Solve Mass of unknown atom in Collision Problem

[bpw91284]

Homework Statement

An atom (m = 19.0 u) makes a perfectly elastic collision with another atom at rest. After the impact, the atom travels away a
a 52.9° angle from its original direction and the unknown atom travels away at a −50.0° angle. What is the mass (in u) of th
unknown atom?

Homework Equations

Conservation of Momemtum
Law of Sines

The Attempt at a Solution

Atom A is the m_a=19 u...

m_a*v_a,i=m_a*v_a,f + m_b*v_b,f

Draw triangle, use law of sines...

sin(45.8)/(m_b*v_b,f)=sin(84.2)/(m_a*v_a,i)=sin(50)/(m_a*v_a,f)

4 eqns (bottom one can be separated into 3 eqns correct?), 4 unknowns (m_b, v_a,i, v_a,f, and v_b,f)

Tried to solve in my TI-89 and it did not work (note I'm not in radian mode or anything stupid)

 

[Saketh]

Use conservation of momentum and conservation of kinetic energy to find the answer.

(Hint: Write the conservation of momentum expressions in the x- and y-directions.

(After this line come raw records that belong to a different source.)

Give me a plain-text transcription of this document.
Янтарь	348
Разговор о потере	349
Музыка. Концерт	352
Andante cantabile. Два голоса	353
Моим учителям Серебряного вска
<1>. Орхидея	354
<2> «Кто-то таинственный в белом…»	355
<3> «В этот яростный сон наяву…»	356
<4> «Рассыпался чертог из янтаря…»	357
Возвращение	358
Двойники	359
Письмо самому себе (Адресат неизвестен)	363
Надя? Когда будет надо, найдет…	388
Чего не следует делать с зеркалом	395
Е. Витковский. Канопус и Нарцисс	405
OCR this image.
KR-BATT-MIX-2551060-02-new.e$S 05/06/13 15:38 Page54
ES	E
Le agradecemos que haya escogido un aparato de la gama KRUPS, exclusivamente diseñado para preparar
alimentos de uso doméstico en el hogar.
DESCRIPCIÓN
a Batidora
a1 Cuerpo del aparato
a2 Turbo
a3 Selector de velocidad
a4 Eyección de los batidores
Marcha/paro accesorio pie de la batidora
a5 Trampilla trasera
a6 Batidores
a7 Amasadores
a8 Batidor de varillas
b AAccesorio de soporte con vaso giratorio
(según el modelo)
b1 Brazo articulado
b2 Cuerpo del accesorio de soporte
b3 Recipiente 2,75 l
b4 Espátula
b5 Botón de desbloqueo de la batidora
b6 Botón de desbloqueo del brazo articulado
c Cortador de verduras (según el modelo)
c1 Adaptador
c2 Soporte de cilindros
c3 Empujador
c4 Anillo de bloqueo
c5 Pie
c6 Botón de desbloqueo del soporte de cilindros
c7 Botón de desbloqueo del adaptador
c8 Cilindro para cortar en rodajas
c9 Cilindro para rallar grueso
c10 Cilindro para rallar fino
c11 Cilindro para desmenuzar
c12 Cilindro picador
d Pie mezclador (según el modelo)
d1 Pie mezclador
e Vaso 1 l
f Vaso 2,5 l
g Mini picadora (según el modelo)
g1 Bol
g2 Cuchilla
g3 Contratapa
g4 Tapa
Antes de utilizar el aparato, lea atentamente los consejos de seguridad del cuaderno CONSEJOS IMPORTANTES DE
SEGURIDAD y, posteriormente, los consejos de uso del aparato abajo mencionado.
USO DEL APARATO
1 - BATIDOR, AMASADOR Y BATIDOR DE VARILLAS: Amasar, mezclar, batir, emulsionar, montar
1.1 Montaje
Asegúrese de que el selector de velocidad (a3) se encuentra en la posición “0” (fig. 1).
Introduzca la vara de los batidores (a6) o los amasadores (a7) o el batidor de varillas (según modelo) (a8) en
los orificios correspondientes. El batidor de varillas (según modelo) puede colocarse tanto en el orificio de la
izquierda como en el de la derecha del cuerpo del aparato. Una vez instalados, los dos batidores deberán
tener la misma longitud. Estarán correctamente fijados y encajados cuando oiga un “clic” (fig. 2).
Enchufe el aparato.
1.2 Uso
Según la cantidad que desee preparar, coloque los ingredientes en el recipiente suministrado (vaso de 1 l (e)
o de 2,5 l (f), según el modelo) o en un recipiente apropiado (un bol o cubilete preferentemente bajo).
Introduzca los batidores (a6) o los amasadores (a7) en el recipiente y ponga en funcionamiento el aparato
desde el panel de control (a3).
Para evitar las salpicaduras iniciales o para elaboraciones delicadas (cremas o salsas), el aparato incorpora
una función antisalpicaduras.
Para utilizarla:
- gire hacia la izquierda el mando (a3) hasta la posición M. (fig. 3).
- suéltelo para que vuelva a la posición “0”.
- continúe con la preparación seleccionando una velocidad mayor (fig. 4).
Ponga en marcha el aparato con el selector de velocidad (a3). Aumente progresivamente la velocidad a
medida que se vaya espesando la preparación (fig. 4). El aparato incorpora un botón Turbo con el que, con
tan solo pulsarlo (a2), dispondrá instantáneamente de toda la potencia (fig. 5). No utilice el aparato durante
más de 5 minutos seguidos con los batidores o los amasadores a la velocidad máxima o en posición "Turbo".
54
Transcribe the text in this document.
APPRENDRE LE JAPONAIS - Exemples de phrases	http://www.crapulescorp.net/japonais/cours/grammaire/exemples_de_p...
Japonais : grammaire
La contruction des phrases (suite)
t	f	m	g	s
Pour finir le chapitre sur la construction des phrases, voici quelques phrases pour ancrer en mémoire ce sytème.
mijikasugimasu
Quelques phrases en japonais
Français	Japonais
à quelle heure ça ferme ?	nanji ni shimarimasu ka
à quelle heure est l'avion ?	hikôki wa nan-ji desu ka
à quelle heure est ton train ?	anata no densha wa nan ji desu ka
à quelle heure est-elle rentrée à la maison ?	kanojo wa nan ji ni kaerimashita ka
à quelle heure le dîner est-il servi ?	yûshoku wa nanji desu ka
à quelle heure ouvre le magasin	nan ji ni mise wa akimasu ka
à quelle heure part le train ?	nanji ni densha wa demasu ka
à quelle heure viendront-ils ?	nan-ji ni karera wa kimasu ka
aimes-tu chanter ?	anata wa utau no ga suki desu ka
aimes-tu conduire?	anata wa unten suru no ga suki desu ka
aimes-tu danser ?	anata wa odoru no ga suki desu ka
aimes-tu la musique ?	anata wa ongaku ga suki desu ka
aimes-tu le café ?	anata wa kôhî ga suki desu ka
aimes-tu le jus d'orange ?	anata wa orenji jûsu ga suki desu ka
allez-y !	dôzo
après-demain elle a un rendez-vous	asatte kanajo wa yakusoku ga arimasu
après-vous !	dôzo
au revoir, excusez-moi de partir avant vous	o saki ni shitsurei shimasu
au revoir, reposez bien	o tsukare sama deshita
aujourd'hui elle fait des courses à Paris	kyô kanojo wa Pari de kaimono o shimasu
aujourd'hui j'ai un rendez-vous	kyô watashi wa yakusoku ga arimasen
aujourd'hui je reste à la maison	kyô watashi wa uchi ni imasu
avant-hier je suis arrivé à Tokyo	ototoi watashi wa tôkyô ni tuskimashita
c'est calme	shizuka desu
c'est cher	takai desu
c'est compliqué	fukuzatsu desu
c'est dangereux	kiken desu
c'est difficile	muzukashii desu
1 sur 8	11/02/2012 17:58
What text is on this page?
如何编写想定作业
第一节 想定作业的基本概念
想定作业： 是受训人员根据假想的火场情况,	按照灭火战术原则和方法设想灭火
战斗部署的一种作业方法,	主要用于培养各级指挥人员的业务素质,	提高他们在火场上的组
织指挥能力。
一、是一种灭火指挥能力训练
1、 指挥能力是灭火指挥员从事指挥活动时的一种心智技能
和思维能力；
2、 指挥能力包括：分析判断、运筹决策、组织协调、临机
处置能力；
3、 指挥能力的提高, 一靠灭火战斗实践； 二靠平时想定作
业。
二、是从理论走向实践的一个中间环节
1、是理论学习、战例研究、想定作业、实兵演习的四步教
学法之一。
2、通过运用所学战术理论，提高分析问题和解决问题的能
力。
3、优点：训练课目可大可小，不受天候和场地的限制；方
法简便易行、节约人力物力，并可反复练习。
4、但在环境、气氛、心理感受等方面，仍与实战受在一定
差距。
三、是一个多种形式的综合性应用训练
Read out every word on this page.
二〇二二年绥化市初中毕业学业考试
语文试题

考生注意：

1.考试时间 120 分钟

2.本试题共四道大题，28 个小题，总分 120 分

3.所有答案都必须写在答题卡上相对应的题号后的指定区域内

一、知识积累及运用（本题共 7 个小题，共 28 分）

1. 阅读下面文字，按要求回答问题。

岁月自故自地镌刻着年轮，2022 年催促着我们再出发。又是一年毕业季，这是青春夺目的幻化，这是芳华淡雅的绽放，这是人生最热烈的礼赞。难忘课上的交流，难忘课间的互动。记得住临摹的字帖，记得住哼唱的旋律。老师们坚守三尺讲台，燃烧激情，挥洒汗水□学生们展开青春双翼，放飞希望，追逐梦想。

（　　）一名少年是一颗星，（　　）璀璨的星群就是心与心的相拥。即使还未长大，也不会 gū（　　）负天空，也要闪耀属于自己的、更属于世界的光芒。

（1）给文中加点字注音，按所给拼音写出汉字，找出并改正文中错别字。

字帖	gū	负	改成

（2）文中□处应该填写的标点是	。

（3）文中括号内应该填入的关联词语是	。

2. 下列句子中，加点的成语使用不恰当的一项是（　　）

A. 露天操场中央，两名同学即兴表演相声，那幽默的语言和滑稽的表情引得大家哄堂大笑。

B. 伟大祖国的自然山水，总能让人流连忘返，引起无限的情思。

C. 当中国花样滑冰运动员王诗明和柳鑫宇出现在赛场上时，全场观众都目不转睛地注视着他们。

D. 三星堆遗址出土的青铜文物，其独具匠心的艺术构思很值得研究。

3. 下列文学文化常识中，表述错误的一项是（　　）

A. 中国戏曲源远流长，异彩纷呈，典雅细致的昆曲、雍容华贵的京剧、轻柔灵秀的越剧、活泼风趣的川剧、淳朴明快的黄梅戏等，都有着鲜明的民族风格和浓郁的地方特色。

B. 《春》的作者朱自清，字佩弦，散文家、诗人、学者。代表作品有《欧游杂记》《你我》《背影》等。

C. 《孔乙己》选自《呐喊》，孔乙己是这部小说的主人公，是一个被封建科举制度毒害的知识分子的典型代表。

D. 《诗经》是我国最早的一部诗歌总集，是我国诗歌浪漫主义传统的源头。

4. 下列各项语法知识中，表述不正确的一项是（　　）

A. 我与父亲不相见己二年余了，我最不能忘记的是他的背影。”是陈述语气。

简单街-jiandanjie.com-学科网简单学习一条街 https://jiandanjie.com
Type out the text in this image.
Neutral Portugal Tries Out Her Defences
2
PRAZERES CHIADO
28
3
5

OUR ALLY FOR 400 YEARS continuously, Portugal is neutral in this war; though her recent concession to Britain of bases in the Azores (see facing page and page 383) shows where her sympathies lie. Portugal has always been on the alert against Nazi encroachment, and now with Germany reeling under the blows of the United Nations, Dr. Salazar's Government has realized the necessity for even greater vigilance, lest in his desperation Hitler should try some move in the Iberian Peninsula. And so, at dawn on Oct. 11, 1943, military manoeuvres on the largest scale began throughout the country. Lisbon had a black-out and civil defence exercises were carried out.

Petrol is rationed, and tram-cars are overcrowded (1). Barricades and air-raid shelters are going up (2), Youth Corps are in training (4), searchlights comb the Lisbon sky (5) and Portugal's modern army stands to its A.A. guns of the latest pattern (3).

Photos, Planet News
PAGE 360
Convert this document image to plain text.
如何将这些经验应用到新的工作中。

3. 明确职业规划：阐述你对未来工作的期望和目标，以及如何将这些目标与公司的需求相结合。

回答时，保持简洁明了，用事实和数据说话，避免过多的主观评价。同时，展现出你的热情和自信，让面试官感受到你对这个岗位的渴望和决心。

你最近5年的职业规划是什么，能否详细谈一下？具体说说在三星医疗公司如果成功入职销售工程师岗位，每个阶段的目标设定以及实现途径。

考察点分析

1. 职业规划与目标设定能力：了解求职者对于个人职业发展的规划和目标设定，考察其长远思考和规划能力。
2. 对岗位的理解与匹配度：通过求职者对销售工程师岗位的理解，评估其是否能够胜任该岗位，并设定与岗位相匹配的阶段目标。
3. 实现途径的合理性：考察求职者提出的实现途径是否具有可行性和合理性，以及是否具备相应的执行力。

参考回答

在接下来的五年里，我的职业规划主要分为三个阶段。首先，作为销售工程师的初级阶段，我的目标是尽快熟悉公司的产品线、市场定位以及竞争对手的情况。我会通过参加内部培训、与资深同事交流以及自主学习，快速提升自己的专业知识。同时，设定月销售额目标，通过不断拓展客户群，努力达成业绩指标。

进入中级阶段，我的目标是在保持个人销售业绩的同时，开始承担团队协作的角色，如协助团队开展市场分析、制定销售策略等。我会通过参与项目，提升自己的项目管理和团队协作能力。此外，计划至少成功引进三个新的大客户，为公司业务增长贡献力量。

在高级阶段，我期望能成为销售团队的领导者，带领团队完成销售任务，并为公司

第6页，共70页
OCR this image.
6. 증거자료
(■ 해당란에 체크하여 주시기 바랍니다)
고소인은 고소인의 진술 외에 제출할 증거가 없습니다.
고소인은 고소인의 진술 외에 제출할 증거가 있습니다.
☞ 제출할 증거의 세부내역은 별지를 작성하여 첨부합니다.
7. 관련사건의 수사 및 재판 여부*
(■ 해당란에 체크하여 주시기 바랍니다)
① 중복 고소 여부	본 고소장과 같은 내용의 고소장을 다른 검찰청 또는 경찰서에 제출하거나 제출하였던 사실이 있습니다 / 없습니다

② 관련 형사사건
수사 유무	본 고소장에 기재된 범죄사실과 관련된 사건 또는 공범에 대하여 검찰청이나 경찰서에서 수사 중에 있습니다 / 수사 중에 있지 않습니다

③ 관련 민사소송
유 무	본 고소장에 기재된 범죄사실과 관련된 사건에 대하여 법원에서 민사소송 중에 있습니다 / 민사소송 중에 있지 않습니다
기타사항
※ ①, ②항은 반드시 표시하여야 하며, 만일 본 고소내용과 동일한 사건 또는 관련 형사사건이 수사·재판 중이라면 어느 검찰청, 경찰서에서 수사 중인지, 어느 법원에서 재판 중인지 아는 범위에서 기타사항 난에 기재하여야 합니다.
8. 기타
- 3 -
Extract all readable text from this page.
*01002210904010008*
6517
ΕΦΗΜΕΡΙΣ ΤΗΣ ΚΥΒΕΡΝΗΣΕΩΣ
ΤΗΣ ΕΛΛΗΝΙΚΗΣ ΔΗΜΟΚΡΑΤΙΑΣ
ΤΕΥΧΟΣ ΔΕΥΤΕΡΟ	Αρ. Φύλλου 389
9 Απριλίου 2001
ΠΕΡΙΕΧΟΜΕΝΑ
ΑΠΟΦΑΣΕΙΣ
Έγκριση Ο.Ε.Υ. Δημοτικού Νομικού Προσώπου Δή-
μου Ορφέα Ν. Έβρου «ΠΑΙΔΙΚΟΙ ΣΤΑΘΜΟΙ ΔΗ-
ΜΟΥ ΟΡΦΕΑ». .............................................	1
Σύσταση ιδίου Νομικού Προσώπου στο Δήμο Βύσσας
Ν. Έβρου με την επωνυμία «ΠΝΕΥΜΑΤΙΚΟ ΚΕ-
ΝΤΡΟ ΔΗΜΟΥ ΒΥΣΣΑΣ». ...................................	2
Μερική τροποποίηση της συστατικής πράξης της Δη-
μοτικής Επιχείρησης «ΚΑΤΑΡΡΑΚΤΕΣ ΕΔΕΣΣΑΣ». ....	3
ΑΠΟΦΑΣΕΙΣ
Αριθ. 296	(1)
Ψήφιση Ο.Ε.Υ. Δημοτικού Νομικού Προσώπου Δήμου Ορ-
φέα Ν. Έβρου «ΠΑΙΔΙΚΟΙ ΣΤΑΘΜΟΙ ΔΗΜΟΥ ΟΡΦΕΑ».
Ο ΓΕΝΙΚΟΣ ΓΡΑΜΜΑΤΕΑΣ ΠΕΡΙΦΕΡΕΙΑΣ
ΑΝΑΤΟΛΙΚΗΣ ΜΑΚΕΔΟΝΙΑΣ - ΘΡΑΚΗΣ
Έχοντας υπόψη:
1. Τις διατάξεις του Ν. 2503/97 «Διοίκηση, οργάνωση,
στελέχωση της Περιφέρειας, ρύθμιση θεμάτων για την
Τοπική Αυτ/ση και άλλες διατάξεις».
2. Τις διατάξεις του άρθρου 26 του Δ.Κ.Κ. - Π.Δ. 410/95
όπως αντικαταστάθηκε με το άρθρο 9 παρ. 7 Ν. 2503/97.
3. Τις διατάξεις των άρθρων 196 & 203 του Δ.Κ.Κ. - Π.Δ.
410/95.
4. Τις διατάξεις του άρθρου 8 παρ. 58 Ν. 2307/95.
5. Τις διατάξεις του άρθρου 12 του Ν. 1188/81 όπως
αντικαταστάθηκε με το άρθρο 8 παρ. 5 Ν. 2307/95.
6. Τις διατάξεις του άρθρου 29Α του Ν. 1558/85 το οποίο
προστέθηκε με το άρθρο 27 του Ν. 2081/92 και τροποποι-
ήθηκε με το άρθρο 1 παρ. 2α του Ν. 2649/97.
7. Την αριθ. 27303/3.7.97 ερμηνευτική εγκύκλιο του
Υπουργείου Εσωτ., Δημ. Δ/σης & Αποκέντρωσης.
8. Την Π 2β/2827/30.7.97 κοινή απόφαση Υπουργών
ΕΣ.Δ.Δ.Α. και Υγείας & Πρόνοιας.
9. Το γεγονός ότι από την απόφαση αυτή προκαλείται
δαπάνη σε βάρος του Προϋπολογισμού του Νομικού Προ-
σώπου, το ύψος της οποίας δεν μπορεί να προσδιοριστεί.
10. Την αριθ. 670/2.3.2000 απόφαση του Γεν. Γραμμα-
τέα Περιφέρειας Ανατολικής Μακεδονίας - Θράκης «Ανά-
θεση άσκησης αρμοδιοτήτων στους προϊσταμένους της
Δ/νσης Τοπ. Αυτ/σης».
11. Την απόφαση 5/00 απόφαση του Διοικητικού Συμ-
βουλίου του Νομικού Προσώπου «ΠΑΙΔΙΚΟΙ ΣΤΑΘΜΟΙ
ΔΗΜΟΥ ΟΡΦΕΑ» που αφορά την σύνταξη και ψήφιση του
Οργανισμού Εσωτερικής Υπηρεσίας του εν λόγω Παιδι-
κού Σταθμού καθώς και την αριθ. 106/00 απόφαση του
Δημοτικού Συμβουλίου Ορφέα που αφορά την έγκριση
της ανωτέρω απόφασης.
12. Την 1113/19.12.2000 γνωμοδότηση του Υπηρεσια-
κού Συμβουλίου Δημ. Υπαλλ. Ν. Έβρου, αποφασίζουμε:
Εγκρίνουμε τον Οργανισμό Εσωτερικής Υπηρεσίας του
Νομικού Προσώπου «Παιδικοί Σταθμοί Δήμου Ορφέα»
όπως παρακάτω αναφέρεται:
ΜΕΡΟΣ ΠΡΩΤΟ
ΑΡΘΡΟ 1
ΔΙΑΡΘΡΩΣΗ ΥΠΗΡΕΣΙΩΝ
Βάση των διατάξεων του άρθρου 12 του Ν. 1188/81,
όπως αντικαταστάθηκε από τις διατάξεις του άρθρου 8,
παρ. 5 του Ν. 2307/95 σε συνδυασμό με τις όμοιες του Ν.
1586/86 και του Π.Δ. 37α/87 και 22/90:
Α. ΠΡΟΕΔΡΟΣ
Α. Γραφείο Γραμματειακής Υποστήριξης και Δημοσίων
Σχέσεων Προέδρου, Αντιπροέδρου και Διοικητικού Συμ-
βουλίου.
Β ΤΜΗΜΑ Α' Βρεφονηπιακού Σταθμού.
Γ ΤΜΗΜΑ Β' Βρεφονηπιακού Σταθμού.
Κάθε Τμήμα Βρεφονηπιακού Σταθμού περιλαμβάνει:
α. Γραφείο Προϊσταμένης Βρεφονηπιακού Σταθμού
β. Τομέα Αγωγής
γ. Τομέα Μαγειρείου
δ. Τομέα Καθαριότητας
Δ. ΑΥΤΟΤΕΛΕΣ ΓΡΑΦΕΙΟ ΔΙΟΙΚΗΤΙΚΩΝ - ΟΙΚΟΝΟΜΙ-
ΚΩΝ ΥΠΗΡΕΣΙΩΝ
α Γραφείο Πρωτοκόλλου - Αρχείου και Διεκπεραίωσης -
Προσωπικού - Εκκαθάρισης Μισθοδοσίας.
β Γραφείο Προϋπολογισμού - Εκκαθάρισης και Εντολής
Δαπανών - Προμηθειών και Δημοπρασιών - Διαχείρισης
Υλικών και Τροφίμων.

Note that the y-momentum before the collision is 0, so it has to be 0 after.)

 

[bpw91284]

Use conservation of momentum and conservation of kinetic energy to find the answer.

(Hint: Write the conservation of momentum expressions in the x- and y-directions. Note that the y-momentum before the collision is 0, so it has to be 0 after.)

So like...?

X-direction

m_a*v_a = m_a*v_a*cos(52.9) + m_b*v_b*cos(50)

0.5*m_a*(v_a)^2 = 0.5*m_a*[v_a*cos(52.9)]^2 + 0.5*m_b*[v_b*cos(50)]^2

Y-direction

0 = m_a*v_a*sin(52.9) + m_b*v_b*(-sin(50))

Don't need to do KE in y-direction because already have 3 equations for 3 unkowns...
Does doing the trig functions eliminate the need to do the initial and final subscripts on the velocities?